Imagine a future where aliens living on asteroids near the center of the galaxy want to visit you. Excitedly, you tell them, “Sure! I’m free any day this week.” But there’s a problem—they don’t understand what a “day” means because their calendar is completely different. To them, the idea of a “day” is very alien.
You start by explaining that a day is the time it takes for Earth to complete a full rotation on its axis. The aliens input this into their computer simulation, but you quickly realize there’s a flaw. As Earth rotates, it also moves around the sun. By the time Earth reaches the other side of the sun, our “daytime” and “nighttime” have switched places! This isn’t what we mean by a calendar day. What you’ve described is a “Stellar day,” which is measured with respect to a distant, stationary point in space. However, our concept of a day is more about the sun, not the galaxy.
You give it another shot. This time, you explain that a day is the time it takes for the sun to return to its highest point in the sky. The aliens adjust their instruments, but their day counter doesn’t match your clock. It’s starting the new day earlier and earlier, then later and later. This isn’t a mistake in their programming—it’s a feature of Earth’s orbit. What you’ve described is a “Solar day,” which isn’t the same as a day kept by a clock. The length of time between when the sun is highest changes throughout the year because of Earth’s elliptical orbit and tilted axis.
If we used solar days in everyday life, our calendars and clocks would have to change the number of minutes and seconds in a day depending on the time of year. Sundials naturally do this, but they have other drawbacks. Changing the length of a second or the number of seconds in an hour isn’t practical for regular or interplanetary use.
So, you tell the aliens that a day is an invented time period that is 24 hours long. Each hour is defined by 33 trillion oscillations of a special kind of photon emitted by a cesium atom. If they want to know why a day is defined this way and how it relates to Earth’s rotation, you can direct them to an interactive video on MinuteLabs. This video explains solar, stellar, and standard 24-hour days, how they’re related, and how Earth’s orbit affects them. It even lets you experiment with different orbits to see how they change the length of days!
With this knowledge, you’ll be ready to coordinate a visit with aliens, no matter what day it may be.
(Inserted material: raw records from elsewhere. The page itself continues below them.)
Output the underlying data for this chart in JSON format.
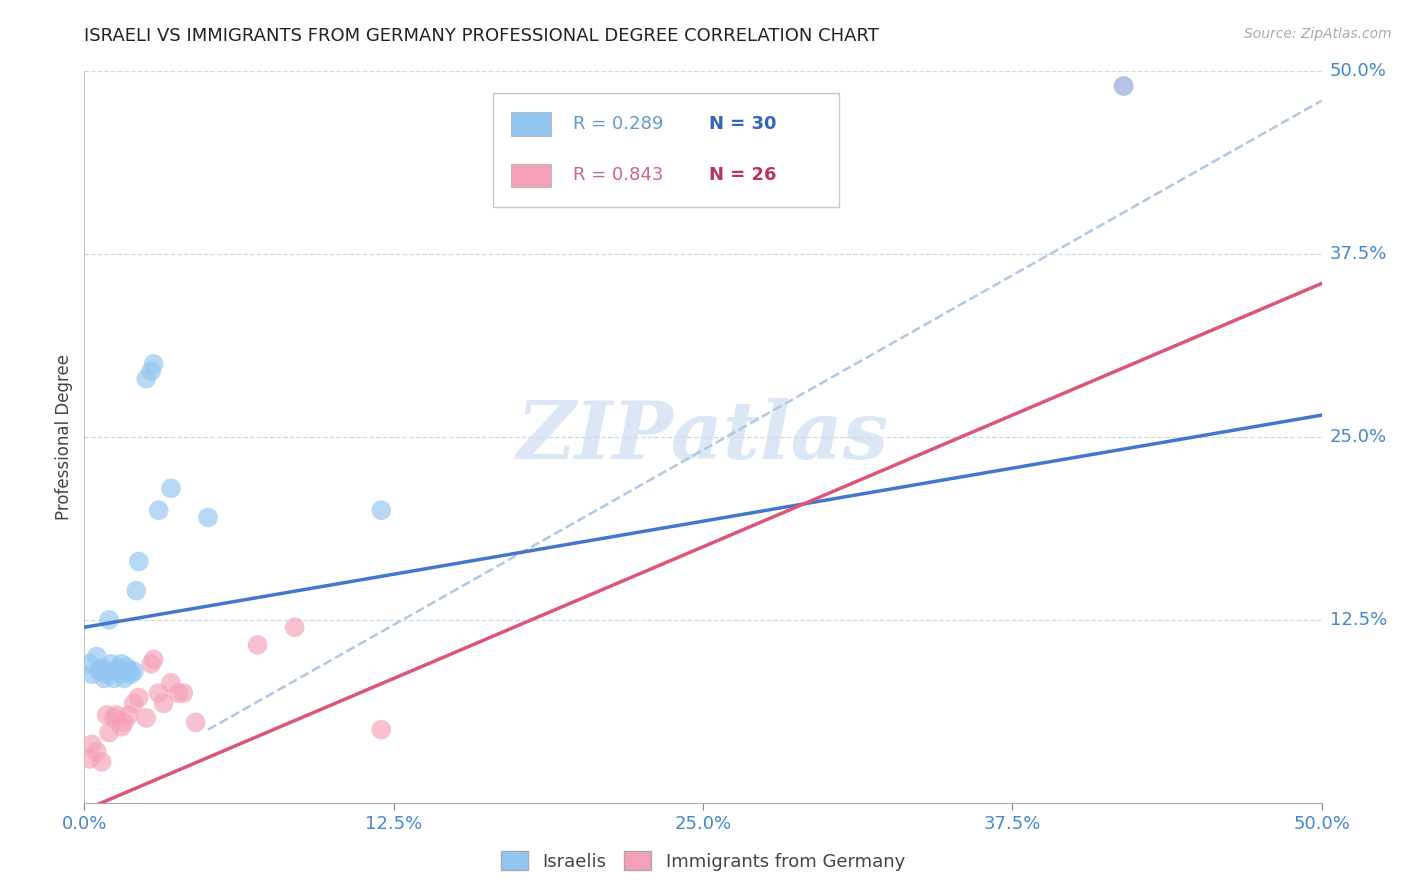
{
  "title": "ISRAELI VS IMMIGRANTS FROM GERMANY PROFESSIONAL DEGREE CORRELATION CHART",
  "source": "Source: ZipAtlas.com",
  "ylabel": "Professional Degree",
  "xlim": [
    0.0,
    0.5
  ],
  "ylim": [
    0.0,
    0.5
  ],
  "xtick_labels": [
    "0.0%",
    "12.5%",
    "25.0%",
    "37.5%",
    "50.0%"
  ],
  "xtick_vals": [
    0.0,
    0.125,
    0.25,
    0.375,
    0.5
  ],
  "ytick_labels_right": [
    "50.0%",
    "37.5%",
    "25.0%",
    "12.5%"
  ],
  "ytick_vals_right": [
    0.5,
    0.375,
    0.25,
    0.125
  ],
  "blue_R": 0.289,
  "blue_N": 30,
  "pink_R": 0.843,
  "pink_N": 26,
  "blue_color": "#92c5f0",
  "pink_color": "#f4a0b8",
  "blue_line_color": "#4477cc",
  "pink_line_color": "#dd5577",
  "dashed_line_color": "#b0c8e0",
  "watermark_color": "#cdddf0",
  "blue_scatter_x": [
    0.002,
    0.003,
    0.005,
    0.006,
    0.007,
    0.008,
    0.009,
    0.01,
    0.01,
    0.011,
    0.012,
    0.013,
    0.014,
    0.015,
    0.015,
    0.016,
    0.017,
    0.018,
    0.019,
    0.02,
    0.021,
    0.022,
    0.025,
    0.027,
    0.028,
    0.03,
    0.035,
    0.05,
    0.12,
    0.42
  ],
  "blue_scatter_y": [
    0.095,
    0.088,
    0.1,
    0.09,
    0.092,
    0.085,
    0.088,
    0.125,
    0.09,
    0.095,
    0.085,
    0.09,
    0.092,
    0.088,
    0.095,
    0.085,
    0.093,
    0.09,
    0.088,
    0.09,
    0.145,
    0.165,
    0.29,
    0.295,
    0.3,
    0.2,
    0.215,
    0.195,
    0.2,
    0.49
  ],
  "pink_scatter_x": [
    0.002,
    0.003,
    0.005,
    0.007,
    0.009,
    0.01,
    0.012,
    0.013,
    0.015,
    0.016,
    0.018,
    0.02,
    0.022,
    0.025,
    0.027,
    0.028,
    0.03,
    0.032,
    0.035,
    0.038,
    0.04,
    0.045,
    0.07,
    0.085,
    0.12,
    0.42
  ],
  "pink_scatter_y": [
    0.03,
    0.04,
    0.035,
    0.028,
    0.06,
    0.048,
    0.058,
    0.06,
    0.052,
    0.055,
    0.06,
    0.068,
    0.072,
    0.058,
    0.095,
    0.098,
    0.075,
    0.068,
    0.082,
    0.075,
    0.075,
    0.055,
    0.108,
    0.12,
    0.05,
    0.49
  ],
  "blue_line_x": [
    0.0,
    0.5
  ],
  "blue_line_y": [
    0.12,
    0.265
  ],
  "pink_line_x": [
    0.0,
    0.5
  ],
  "pink_line_y": [
    -0.005,
    0.355
  ],
  "dashed_line_x": [
    0.05,
    0.5
  ],
  "dashed_line_y": [
    0.05,
    0.48
  ]
}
Using a globe or a ball, simulate Earth’s rotation and orbit around the sun. Mark a point on the globe to represent your location. Rotate the globe to show how a “Stellar day” differs from a “Solar day.” Discuss with your classmates how Earth’s tilt and orbit affect the length of a day.
Watch the interactive video on MinuteLabs about solar, stellar, and standard 24-hour days. Experiment with different orbits in the simulation to see how they change the length of days. Share your findings with the class and discuss how this knowledge could help coordinate activities with the aliens.
Work in groups to design and build a simple sundial. Use it to track the sun’s position throughout the day. Compare the time shown on your sundial with a standard clock and discuss any differences you observe. Reflect on how ancient civilizations might have used sundials to measure time.
Research how time zones work and why they are necessary. Create a presentation explaining how time zones are related to Earth’s rotation and the concept of a 24-hour day. Consider how time zones would be important for coordinating a visit with the aliens.
Learn about how cesium atoms are used to define a second. Conduct a simple experiment or demonstration that illustrates the concept of atomic timekeeping. Discuss why this method is more reliable than using solar or stellar days for keeping time.
Day – The period of time it takes for the Earth to complete one full rotation on its axis, typically 24 hours. – The length of a day on Earth is about 24 hours, which is the time it takes for the planet to spin once on its axis.
Earth – The third planet from the Sun in our solar system, which is home to all known life. – Earth is the only planet in our solar system that has liquid water on its surface, making it unique for supporting life.
Sun – The star at the center of our solar system that provides light and heat to the planets orbiting it. – The Sun is a massive ball of gas that emits light and heat, which are essential for life on Earth.
Solar – Relating to or determined by the Sun. – Solar energy is harnessed from the Sun’s rays and can be used to generate electricity.
Stellar – Relating to stars or celestial objects. – The stellar explosion known as a supernova can outshine an entire galaxy for a short period.
Orbit – The curved path of an object around a star, planet, or moon, especially a periodic elliptical revolution. – Earth orbits the Sun in an elliptical path, taking about 365.25 days to complete one revolution.
Axis – An imaginary line about which a body rotates. – Earth’s axis is tilted at an angle of about 23.5 degrees, which is why we experience different seasons.
Time – A measured or measurable period during which an action, process, or condition exists or continues. – In physics, time is a fundamental quantity used to sequence events and compare the durations of events and the intervals between them.
Photon – A particle representing a quantum of light or other electromagnetic radiation. – Photons are the basic units of light and are responsible for transmitting electromagnetic energy.
Calendar – A system for organizing and dividing time, typically based on the cycles of the moon or the Sun. – The Gregorian calendar, which is widely used today, is based on the Earth’s orbit around the Sun.